23Par ailleurs, outre un effet du sexe, d’autres dimensions sociales sont à explorer pour mesurer le degré de familialisme des individus. C’est le cas de l’investissement hebdomadaire dans la famille : plus le nombre d’heures passées à s’occuper des autres membres de la famille est élevé, plus les enquêté·e·s ont tendance à mettre en avant l’importance de la famille dans la prise en charge des personnes âgées dépendantes. Ce résultat peut s’expliquer de deux manières. Premièrement, les personnes les plus impliquées seraient celles qui adhèrent le plus à cette norme d’entraide, ce qui expliquerait leur bonne volonté : leur rôle d’aidant·e leur paraîtrait naturel. Deuxièmement, on peut supposer que ces aidant·e·s constatent, par pragmatisme, que l’aide aux personnes âgées revient de facto aux proches du cercle familial. Elles/ils tireraient alors de ce constat une norme d’action à suivre, légitimant ainsi leur propre engagement personnel. Le statut parental est également significatif, mais il a un effet inverse : plus les enquêté·e·s ont un nombre élevé d’enfants vivant dans le foyer, moins il est probable qu’elles/ils défendent une vision familialiste de l’aide aux personnes âgées dépendantes. Du fait de leur situation familiale, les enquêté·e·s sont sans doute déjà fortement sollicité·e·s par leurs enfants, ce qui rendrait leur adhésion au principe d’une prise en charge des aîné·e·s par la famille plus difficile.
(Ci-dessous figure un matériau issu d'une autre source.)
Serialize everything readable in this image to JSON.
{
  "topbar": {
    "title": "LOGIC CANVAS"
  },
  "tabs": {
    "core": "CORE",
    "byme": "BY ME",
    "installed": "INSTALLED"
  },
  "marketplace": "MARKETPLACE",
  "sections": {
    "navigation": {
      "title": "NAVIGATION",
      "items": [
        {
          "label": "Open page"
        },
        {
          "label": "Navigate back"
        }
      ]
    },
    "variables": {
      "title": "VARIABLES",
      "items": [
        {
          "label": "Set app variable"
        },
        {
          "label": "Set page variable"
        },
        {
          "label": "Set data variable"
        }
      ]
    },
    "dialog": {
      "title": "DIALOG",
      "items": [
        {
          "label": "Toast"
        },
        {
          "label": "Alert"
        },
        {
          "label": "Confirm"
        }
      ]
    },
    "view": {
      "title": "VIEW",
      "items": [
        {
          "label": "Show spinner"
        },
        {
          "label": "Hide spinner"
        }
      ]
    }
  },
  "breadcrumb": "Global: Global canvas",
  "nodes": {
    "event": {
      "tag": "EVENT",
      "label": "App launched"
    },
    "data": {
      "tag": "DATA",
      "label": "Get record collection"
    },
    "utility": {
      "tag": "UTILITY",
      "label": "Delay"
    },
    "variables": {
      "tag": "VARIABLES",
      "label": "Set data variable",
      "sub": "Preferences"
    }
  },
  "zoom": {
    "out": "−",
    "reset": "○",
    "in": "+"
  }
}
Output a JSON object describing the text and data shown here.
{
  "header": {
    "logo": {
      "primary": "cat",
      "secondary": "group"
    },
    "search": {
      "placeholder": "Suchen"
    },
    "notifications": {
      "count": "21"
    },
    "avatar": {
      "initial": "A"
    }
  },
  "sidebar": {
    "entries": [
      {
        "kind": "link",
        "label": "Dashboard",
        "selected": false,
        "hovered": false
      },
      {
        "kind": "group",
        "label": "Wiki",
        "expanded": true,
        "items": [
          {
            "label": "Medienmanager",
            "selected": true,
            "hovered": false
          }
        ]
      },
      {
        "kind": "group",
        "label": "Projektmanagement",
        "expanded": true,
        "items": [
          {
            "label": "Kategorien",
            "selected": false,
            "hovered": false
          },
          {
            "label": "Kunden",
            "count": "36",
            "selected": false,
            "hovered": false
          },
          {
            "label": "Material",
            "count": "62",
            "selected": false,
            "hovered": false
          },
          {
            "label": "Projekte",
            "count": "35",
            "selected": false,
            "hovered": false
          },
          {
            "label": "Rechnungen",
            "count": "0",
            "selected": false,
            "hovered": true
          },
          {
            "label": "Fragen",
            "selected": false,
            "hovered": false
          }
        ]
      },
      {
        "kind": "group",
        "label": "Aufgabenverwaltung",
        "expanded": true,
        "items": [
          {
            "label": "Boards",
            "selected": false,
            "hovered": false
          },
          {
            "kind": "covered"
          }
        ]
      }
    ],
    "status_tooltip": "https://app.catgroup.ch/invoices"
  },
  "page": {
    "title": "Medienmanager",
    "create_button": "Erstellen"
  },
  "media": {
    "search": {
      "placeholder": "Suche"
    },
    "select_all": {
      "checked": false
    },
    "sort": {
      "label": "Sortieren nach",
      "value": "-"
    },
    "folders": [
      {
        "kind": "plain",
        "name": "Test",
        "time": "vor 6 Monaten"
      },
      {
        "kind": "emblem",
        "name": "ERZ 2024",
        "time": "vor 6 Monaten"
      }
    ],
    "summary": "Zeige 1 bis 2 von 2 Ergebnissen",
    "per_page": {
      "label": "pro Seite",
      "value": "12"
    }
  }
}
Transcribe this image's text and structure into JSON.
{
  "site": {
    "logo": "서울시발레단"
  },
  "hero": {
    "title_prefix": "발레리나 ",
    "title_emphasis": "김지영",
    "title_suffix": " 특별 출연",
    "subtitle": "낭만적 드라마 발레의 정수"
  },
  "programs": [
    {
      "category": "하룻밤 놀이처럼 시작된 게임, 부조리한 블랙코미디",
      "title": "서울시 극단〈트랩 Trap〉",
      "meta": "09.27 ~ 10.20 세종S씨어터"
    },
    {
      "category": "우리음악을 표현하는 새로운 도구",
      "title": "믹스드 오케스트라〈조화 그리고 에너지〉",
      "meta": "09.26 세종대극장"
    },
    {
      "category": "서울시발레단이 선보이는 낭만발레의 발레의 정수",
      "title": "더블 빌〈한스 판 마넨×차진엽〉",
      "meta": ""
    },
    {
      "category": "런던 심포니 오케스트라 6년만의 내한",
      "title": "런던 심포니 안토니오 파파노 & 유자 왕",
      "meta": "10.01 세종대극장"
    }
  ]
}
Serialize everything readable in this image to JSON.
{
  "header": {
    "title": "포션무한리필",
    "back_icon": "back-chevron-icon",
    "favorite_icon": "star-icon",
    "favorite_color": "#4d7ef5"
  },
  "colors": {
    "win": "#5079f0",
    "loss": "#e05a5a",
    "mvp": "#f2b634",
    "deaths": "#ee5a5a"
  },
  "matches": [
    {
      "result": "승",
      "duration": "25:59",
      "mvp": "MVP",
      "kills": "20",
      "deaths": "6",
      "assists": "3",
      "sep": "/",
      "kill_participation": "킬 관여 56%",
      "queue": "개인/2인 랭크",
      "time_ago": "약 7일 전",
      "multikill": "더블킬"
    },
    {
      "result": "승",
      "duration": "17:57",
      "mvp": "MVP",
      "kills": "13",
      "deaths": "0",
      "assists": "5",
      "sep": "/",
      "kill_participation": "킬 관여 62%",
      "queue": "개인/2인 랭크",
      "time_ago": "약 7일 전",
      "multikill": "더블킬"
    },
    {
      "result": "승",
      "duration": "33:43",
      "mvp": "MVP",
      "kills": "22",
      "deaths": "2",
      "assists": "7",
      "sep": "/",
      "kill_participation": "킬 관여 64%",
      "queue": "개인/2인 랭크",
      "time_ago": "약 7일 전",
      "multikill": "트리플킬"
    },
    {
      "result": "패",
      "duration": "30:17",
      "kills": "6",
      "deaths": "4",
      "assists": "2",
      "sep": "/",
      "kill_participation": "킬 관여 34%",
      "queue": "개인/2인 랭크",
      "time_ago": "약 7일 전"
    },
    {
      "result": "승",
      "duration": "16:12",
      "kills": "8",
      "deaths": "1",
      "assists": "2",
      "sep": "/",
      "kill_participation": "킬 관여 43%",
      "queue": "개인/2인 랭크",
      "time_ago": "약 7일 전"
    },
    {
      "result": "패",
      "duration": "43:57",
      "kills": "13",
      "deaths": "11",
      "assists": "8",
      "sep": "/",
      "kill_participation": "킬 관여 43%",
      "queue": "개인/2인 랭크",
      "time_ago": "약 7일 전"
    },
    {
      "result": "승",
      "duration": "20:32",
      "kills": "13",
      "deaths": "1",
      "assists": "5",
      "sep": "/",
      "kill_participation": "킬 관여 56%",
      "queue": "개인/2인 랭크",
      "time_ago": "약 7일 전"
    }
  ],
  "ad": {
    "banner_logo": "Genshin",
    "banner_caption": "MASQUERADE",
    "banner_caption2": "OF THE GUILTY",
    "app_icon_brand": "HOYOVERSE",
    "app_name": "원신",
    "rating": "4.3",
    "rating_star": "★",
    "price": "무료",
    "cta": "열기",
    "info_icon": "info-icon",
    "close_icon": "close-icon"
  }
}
24Enfin, le niveau de diplôme marque un effet tendanciel : les personnes enquêtées les plus diplômées semblent se distinguer de celles qui sont peu ou pas diplômées par leur moindre valorisation de la famille dans la prise en charge des personnes âgées vulnérables. On peut émettre l’hypothèse que c’est parce que leurs ressources sociales, culturelles et économiques leur permettent d’externaliser et de déléguer ce travail de soin à des professionnel·le·s (Bonvalet et Ogg, 2004 ; Molinier, 2013).
25En revanche, l’âge, la situation maritale et la classe sociale subjective ne jouent pas de manière significative sur les réponses données. Pour la classe sociale subjective, l’absence de significativité est probablement liée à l’effet déclaratif de cette variable, par laquelle l’individu identifie lui-même sa propre position sociale. Il est probable qu’il y ait bien un effet de la classe sociale, que l’on peut ici appréhender au travers du diplôme.
Des mécanismes d’exigence différents pour les femmes et pour les hommes ?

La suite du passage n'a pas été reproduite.